# What's your policy?



## plungerboy (Oct 17, 2013)

Do you have customers sign waivers before you jet or snake? 

If you do could you please share your shared lability waiver?

The reason I asked is we had a stuck cable and the customer did think they should pay for me to get my cable out of their sewer. We ended up pulling it out with a small machine. 

Here is what we found










If your snake got stuck on this would you put you cable back in. We didn't.


----------



## Drain Pro (Nov 3, 2013)

I've never got my cable stuck so badly in roots that I couldn't retrieve it. You got to pick at them a little at a time. So my answer is yes, I would put my cable back in that line.


----------



## gear junkie (Jun 20, 2008)

What kind of machine and cable is this?


----------



## Plumbducky (Jun 12, 2010)

The machine, cable size and cutter used would be my first question.

I have one but my wife and I can agree on whether we should use it.


----------



## Unclog1776 (Feb 5, 2013)

A pro drain cleaner would go after that again and probably get the line clean. A plumber would sell a replacement. 

*grabs shield and prepares for war*


----------



## MACPLUMB777 (Jun 18, 2008)

I agree with Unclog ! I would try to clear that blockage after all that is why 
the home owner called you out but I would also get him to agree to pay by the hour for all your work,

I always had the attitude that I can clear any drain even if I had to dig it up and replace the drain ! :thumbsup:


----------



## 4Aces Plumbing (Aug 26, 2011)

I would clear it, camera it, and depending on condition of drain, I would offer option for replacement floor contract for drain cleaning every 6 months to year.


----------



## KoleckeINC (Oct 22, 2011)

Sectionals don't get stuck in roots like Spartans. Grabs shield and prepares for war. Get it stuck again and hook it to your tow hitch to pull it out.


----------



## SewerRatz (Apr 25, 2009)

KoleckeINC said:


> Sectionals don't get stuck in roots like Spartans. Grabs shield and prepares for war. Get it stuck again and hook it to your tow hitch to pull it out.


Then you have not rodded in WoodRidge. I have removed more stuck sectional cables from other plumbers than I have drum machine cables.

I am willing to bet that is magnum cable. 

Our policy is to go back in and take smaller bites at the blockage tear all the roots out.

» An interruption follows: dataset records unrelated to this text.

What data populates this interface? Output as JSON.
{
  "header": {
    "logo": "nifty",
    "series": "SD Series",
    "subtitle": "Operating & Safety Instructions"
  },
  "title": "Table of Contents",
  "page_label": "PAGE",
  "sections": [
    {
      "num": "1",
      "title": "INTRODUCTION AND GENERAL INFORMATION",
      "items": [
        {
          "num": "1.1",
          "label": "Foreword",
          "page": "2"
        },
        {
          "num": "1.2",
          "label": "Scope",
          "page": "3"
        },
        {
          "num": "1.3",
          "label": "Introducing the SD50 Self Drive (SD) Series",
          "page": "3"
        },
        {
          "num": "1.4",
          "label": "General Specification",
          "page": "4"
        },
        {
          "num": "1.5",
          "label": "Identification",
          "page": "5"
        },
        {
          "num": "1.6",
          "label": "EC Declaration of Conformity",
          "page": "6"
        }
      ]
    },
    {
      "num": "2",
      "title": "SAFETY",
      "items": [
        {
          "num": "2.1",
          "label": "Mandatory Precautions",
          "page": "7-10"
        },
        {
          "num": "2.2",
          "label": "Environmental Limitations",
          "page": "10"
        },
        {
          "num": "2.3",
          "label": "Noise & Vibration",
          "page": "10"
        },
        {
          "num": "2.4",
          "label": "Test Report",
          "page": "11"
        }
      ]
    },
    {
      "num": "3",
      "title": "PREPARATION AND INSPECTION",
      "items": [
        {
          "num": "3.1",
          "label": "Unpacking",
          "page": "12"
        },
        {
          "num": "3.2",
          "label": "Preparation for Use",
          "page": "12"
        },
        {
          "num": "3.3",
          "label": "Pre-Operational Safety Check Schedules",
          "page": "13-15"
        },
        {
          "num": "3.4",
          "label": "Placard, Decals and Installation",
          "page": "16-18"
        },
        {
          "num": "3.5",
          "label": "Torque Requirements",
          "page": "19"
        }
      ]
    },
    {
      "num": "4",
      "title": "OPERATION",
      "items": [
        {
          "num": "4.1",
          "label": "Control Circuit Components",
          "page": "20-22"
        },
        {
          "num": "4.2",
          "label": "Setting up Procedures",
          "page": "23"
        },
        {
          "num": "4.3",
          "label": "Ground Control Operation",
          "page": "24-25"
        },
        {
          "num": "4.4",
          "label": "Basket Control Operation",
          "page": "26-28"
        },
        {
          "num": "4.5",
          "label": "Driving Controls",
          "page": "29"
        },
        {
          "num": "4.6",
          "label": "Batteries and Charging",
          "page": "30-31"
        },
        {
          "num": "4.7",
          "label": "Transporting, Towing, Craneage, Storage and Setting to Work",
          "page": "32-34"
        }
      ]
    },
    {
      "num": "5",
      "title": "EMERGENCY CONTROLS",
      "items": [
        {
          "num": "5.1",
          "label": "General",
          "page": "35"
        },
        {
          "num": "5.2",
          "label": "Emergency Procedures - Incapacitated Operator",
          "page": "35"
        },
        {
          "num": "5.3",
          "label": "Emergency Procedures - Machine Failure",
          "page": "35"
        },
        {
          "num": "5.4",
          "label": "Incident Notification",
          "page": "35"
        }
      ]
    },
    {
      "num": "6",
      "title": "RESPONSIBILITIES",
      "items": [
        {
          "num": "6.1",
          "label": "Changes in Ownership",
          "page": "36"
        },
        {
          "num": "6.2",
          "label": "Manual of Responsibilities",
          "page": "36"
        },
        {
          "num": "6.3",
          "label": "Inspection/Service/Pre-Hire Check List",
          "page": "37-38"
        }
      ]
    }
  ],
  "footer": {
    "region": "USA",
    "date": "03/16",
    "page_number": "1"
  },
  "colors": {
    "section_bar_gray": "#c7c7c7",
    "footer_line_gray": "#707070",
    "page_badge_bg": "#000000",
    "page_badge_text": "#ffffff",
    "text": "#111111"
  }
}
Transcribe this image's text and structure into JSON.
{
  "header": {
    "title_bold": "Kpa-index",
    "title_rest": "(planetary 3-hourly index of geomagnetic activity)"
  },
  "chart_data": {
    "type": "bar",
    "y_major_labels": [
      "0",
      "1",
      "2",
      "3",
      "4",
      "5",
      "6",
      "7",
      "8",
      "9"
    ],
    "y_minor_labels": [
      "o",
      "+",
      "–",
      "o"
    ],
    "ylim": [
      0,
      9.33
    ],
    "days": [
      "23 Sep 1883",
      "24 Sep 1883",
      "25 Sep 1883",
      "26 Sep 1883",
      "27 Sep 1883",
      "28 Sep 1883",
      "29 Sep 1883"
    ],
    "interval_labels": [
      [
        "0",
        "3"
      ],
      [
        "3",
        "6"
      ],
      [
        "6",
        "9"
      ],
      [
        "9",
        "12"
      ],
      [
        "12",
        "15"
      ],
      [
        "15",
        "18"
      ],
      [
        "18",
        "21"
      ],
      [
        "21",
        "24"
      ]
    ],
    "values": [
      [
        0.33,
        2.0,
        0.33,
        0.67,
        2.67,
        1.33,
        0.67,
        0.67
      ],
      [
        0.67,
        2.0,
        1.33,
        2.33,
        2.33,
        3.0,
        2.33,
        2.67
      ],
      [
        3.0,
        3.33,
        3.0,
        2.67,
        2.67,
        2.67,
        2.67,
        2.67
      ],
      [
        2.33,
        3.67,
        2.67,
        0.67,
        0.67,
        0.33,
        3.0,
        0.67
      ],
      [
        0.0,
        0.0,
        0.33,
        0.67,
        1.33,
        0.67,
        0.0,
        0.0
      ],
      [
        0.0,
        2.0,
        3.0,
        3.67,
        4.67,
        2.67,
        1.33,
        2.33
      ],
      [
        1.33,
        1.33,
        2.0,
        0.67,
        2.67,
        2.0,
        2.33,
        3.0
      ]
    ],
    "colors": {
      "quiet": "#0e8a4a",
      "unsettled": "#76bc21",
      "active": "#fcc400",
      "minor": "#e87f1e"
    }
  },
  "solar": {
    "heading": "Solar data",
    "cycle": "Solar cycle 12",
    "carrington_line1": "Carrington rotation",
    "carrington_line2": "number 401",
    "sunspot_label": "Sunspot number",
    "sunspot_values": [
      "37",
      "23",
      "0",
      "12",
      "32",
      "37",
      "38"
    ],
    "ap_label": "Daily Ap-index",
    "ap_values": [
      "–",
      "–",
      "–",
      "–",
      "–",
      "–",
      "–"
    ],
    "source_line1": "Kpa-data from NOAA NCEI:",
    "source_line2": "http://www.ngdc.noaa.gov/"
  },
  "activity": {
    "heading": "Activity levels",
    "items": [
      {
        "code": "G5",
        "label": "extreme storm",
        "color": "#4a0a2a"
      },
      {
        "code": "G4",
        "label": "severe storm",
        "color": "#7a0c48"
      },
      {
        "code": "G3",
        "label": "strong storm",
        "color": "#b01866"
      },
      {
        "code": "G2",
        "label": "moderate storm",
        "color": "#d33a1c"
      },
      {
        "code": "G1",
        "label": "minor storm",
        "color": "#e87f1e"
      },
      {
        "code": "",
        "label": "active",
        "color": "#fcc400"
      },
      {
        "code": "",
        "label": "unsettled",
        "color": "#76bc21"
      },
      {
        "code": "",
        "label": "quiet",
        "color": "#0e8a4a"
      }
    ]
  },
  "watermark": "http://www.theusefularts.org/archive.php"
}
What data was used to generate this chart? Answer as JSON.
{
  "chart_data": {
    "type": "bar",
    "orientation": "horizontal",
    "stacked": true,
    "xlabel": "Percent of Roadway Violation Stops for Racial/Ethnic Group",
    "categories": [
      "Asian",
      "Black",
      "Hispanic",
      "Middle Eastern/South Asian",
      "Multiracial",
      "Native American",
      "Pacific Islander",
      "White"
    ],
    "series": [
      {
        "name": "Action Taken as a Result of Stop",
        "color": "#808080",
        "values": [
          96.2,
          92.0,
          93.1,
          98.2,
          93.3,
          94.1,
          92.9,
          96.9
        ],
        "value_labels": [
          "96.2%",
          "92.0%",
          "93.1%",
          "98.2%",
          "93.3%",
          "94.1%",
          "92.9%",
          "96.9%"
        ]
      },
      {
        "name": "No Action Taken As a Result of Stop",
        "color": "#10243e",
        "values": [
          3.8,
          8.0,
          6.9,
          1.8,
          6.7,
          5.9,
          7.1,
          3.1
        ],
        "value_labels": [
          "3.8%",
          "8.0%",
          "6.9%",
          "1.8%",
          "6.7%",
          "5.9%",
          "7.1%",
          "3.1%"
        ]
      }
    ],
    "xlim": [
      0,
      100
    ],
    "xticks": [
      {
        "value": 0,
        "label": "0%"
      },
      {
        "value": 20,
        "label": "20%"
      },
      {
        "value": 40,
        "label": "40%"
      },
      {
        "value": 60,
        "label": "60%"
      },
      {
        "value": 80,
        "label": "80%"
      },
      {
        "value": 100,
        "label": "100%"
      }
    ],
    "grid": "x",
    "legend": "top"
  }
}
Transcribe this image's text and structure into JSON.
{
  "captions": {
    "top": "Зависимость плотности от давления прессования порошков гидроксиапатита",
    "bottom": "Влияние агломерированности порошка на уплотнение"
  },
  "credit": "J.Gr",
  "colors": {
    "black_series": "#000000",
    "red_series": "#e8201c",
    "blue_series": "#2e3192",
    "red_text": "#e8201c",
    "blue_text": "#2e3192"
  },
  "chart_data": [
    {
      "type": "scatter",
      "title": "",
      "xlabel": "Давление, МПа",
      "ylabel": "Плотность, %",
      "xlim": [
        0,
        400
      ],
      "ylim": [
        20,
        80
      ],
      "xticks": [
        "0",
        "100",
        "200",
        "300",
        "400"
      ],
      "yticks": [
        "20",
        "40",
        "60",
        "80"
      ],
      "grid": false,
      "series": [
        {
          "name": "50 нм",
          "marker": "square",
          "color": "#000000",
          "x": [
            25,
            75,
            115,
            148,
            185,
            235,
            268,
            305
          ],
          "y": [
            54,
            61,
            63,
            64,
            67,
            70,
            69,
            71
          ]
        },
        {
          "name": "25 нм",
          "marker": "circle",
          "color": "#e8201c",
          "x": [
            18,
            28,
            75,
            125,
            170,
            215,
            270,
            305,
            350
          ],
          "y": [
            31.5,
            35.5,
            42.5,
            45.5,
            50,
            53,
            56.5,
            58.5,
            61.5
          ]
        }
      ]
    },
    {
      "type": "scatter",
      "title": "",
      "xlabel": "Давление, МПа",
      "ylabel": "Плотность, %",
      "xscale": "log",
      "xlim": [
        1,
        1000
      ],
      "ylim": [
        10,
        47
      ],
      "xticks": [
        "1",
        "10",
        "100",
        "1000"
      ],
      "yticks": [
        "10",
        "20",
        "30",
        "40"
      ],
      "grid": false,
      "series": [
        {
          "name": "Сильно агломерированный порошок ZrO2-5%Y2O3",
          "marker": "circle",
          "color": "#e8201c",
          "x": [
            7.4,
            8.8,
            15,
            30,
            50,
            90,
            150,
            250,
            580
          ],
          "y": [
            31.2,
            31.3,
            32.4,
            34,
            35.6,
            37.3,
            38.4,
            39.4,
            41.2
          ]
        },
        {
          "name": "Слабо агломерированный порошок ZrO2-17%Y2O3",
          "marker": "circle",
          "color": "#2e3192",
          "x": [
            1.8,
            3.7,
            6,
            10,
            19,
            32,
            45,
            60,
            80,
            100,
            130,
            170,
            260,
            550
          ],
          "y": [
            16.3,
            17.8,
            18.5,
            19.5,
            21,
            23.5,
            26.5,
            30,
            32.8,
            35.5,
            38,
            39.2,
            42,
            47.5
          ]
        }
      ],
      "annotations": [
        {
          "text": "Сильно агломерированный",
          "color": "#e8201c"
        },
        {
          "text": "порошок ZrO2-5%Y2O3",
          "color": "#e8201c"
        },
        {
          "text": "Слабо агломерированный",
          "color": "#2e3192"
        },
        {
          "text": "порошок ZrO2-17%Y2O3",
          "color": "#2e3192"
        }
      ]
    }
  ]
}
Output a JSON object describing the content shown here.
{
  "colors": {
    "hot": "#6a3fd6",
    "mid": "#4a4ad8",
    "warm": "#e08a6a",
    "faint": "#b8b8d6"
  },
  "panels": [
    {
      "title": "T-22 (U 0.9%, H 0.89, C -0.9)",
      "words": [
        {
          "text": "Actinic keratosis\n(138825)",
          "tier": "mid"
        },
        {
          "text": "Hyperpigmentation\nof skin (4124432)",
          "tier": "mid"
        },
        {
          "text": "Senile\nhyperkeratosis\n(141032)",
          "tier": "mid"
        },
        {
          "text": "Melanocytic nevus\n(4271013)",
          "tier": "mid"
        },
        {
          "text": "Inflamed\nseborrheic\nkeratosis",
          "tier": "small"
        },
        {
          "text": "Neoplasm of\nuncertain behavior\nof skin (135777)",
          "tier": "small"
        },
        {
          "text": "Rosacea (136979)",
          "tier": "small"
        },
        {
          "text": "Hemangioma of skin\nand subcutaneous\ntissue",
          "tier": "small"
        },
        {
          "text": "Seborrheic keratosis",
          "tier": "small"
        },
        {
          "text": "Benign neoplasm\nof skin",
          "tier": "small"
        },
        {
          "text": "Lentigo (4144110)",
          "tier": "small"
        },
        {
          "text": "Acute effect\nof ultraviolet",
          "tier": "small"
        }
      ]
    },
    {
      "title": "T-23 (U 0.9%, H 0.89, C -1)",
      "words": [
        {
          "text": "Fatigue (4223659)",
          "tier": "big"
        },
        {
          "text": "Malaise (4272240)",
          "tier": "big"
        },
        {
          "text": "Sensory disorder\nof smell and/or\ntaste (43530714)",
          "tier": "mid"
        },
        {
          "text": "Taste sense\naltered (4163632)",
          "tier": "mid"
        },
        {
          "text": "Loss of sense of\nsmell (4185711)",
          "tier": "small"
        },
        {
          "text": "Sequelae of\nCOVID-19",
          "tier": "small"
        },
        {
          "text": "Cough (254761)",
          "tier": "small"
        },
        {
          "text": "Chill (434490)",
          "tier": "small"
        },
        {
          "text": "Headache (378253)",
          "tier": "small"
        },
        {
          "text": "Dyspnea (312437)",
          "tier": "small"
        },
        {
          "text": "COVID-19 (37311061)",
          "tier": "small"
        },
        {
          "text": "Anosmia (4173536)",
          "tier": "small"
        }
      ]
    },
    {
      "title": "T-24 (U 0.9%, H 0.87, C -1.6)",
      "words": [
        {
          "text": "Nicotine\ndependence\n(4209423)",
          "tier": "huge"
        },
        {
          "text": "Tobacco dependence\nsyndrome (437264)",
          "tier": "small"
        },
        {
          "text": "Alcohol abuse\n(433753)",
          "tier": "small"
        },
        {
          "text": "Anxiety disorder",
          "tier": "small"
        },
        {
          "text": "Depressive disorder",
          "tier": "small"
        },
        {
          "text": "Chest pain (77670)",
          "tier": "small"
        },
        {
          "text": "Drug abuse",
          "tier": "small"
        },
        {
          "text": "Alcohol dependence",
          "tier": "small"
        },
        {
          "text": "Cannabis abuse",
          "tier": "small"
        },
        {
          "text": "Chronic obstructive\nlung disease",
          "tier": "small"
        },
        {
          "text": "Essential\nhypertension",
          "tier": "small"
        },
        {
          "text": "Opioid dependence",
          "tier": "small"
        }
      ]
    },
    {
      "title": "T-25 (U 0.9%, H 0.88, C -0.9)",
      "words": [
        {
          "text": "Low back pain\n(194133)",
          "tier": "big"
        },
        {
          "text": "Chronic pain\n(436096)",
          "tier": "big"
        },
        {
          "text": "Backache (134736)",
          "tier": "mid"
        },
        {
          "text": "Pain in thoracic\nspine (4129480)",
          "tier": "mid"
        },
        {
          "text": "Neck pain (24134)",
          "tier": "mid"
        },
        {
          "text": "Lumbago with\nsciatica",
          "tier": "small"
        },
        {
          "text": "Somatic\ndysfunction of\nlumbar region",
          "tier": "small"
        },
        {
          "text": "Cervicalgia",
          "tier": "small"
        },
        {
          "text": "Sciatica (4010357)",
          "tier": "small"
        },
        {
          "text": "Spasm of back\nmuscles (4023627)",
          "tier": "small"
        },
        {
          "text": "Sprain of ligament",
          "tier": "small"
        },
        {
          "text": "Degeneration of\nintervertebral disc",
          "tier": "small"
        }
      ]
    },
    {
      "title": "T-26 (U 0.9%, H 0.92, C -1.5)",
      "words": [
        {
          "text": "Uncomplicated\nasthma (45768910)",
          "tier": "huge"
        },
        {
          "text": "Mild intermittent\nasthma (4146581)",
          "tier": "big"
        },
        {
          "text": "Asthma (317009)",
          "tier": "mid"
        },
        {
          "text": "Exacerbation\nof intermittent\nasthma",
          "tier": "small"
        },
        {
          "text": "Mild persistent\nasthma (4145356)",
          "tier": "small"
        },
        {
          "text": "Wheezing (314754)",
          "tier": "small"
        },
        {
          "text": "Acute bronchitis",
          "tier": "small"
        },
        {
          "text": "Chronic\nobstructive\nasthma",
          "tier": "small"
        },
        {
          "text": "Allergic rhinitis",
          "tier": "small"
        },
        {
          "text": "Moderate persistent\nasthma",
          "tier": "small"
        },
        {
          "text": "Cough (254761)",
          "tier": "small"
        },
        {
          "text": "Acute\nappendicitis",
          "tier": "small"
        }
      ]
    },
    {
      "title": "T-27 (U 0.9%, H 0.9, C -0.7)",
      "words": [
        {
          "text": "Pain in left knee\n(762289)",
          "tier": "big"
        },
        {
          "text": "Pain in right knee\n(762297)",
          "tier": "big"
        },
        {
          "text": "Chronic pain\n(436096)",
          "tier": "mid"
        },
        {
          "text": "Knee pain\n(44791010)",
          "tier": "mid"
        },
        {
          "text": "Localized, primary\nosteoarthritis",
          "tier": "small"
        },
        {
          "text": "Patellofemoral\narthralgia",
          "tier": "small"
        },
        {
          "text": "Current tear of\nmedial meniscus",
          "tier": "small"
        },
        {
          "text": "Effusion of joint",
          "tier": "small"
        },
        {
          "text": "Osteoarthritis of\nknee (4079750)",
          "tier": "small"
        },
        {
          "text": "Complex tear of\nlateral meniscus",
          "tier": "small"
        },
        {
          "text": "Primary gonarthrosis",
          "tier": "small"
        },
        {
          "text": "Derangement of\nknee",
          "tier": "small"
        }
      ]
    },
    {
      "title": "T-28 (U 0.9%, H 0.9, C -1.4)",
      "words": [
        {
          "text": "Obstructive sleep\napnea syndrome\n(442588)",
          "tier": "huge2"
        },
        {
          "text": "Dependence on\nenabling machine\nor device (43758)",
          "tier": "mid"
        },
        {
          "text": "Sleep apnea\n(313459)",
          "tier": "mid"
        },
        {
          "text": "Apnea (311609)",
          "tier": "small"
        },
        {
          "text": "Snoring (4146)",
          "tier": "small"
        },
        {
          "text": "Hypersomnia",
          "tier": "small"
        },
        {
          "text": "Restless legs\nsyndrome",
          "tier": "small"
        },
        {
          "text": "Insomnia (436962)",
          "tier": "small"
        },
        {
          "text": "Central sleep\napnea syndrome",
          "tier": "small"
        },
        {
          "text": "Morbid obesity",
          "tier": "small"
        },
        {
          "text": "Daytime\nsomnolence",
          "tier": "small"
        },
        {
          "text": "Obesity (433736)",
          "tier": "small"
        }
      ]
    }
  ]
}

If you are really worried, and the line drained send a camera in the line, there is a possibility the line is broken at that root mass and your rod left the pipe and got hung up in the hole.

Only once I was caught in a tight root blockage, the line was open and in the city I was working on they like to witness the roddings and they televise the home owners lines afterwards. Well since the line was open the city guys ran their camera in the overhead sewer I was rodding from to see what I was hung up in. When they got to the joint we saw my blade tangled up in a massive root mass. I had them pull their camera, so I can go at it again. Now that I know I was not in a broken pipe I built up plenty of torque where the 5' of cable between the machine and the clean out started to look like a corkscrew (do not do this if your cable ends and cable are questionable) after the 10th revolution of the 1065 drum the cutter broke free, I pulled out the city televised once again. Then I went back with different cutters to clear the root mass.


----------



## KoleckeINC (Oct 22, 2011)

I don't use cables w/o inner cores. But I do rodders in Woodridge and Darien. Your right some of them of tough. Once had a lawyers office that hadn't been Rodded in 30 years. They only flushed twice a day so nobody noticed. Took 8 hours to finish and we found a root the size of a baseball bat no foolin. But we got it. Usually I ask how long has it been since it was Rodded? Never you say? Ok let me try the spearhead first.


----------



## gear junkie (Jun 20, 2008)

If I'm in the lateral, then I'll be removing the roots. Personally I think the heavy roots require rodding first(I like the dreel for this). Then go in with the root ranger to remove them all. If the line is free flowing then the RR goes in first. But I haven't seen a root stoppage I haven't been able to get out either way. Just gotta have the right equipment and knowledge to do it. 

Here's the root ranger and k60 results.


----------



## Redwood (Sep 8, 2008)

Our customers always sign an agreement with price quoted and liability limitations before any work is done....

No Signature No Work.... Period!

That said and out of the way your customer should get someone that knows how to clean drains...

I use a K-7500 with 11/16" cable and routinely clean roots from lines, never used a sectional but some here claim they work... :whistling2:

I can't understand why anyone would want to use one when drum machines work so well but to each their own....


----------